More immediately, a ceasefire which freezes the present battle lines in place is also in his interests because his forces have once again encircled rebel-held east Aleppo, taken over the rebel stronghold of Daraya in Damascus and are advancing on other fronts. The Syrian Army probably feels that it can do with a period of consolidation and will be able to focus its forces against a weakening Isis and make territorial gains in east Aleppo.

Could Iran, Hezbollah and the Shia axis play a spoiling role?

The Iranians have welcomed the agreement and, since their main aim is to keep Assad in power, it is in their interests, as it is in his, to go along with the agreement.

So who loses out in this agreement and is there anything they can do about it?

It is bad news for Isis because the coalition against it will get even bigger. But already there are more planes and drones in the sky in Syria and Iraq than there are targets to attack. The military onslaught from the air against Isis may not be that much heavier, but the Syrian army will be freer to attack it east of Aleppo and elsewhere. There is not much Isis can do about this.

How will al-Nusra react to being targeted along with Isis?

Here is one the weaknesses of the agreement. The non-Isis armed opposition in Syria has long been dominated by Islamists, but the Islamists fighting groups are dominated by Nusra. Its discipline, high morale, experience, popularity and, perhaps most important, ability to deploy suicide bombers in large numbers, make it the backbone of armed opposition. But the US and Russia envisage the “moderate” opposition distancing itself geographically from al-Nusra which will then be bombed by the US and Russians. But why should al-Nusra wait for this to happen? For them, the peace plan agreed in Geneva is a war plan directed against themselves. In other words, they have no incentive to cease firing and, even when backed by US and Russian airstrikes, there is no moderate opposition fighting force strong enough to replace them. Some al-Nusra leaders may well feel that if they are going to be treated like Isis, they might as well think about establishing better links with that organisation – though it will be difficult for them to forget the inter-jihadi civil war of 2013-14.

Will the UN aid convoys get through to besieged cities?

Yes, this is an essential part of the agreement – particularly aid for rebel-held east Aleppo. In the murky whirlpool of competing crises that make up the Syrian crisis, one aspect that has made an impression on the outside world is people starving while encircled by their enemies. This is certainly happening, but not on the scale that people imagine. The 250,000 to 275,000 people in east Aleppo have not run out of food yet – though it is expensive – because the UN has prepositioned supplies there that are being run down, but they need to be topped up. The other big rebel enclave, Eastern Ghouta east of Damascus, has many shortages such as seeds and agricultural machinery, but it is a fertile area that grows much of its food. But there are rebel areas where people are literally starving such as Madaya and Moadamiya. All these are likely to be relieved, but there may be difficulties over Kefraya and Foua, two pro-government Shia villages west of Aleppo whose fate is linked to the rebel-held Madaya and Zabadani west of Damascus.

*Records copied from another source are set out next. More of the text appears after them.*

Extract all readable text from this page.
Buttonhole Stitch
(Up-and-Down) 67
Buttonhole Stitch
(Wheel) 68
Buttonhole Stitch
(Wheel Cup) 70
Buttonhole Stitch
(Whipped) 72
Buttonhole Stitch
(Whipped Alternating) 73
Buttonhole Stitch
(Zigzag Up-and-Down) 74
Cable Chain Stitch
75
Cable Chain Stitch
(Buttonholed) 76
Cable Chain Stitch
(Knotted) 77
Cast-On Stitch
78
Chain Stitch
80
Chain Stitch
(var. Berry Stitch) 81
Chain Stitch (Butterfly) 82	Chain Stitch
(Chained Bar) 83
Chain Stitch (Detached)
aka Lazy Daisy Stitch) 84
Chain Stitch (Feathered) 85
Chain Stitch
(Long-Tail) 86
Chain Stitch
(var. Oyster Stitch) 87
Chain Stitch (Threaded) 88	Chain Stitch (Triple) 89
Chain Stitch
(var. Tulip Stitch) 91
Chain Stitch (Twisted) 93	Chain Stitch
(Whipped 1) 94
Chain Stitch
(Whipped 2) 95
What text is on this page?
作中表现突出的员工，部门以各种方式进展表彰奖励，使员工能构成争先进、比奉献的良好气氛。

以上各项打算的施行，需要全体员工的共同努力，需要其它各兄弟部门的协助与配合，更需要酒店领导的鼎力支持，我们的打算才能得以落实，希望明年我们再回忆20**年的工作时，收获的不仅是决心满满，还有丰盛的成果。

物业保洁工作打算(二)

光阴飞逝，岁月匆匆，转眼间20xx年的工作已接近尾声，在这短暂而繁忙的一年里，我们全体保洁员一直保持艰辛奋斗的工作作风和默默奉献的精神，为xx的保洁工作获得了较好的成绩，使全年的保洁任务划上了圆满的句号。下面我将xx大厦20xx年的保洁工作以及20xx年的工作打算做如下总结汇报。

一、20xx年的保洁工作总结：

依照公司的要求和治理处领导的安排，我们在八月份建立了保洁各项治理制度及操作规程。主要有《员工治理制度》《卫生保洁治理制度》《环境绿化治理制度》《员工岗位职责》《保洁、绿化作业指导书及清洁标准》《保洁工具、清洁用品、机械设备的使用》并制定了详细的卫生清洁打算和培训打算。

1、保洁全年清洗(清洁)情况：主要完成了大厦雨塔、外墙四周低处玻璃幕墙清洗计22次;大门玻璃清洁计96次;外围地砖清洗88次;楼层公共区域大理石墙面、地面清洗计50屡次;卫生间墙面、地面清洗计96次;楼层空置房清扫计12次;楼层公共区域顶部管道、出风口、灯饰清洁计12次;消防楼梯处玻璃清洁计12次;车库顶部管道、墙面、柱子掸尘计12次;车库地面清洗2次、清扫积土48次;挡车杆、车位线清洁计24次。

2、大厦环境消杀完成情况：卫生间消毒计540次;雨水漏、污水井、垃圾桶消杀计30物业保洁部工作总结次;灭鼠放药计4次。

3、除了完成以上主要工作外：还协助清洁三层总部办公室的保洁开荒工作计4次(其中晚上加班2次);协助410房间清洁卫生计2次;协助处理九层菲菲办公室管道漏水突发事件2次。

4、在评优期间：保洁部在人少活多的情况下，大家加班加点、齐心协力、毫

Will the bombing of civilian areas by the Syrian air force stop?

Yes, because public opinion abroad is very conscious of this and the Syrian air force will not be allowed to operate over these areas. In any case, the barrel bombing of civilian areas never did the Damascus government much good militarily. Its main purpose was to force a mass exodus of people from any area held by the opposition.

Will the war end?

No, because the US-Russian agreement contains a peace plan and a war plan. The war is to be waged against Isis and Nusra, but it is not clear where the ground troops to do will come from.

Could the whole agreement come unstuck?

Yes, because not everybody acts in their own interests – this is a good deal for Russia, Iran and the Syrian government – but a damaging one for the opposition. Put simply, it does not have a credible military force capable of replacing al-Nusra and Isis as opponents of the Syrian government.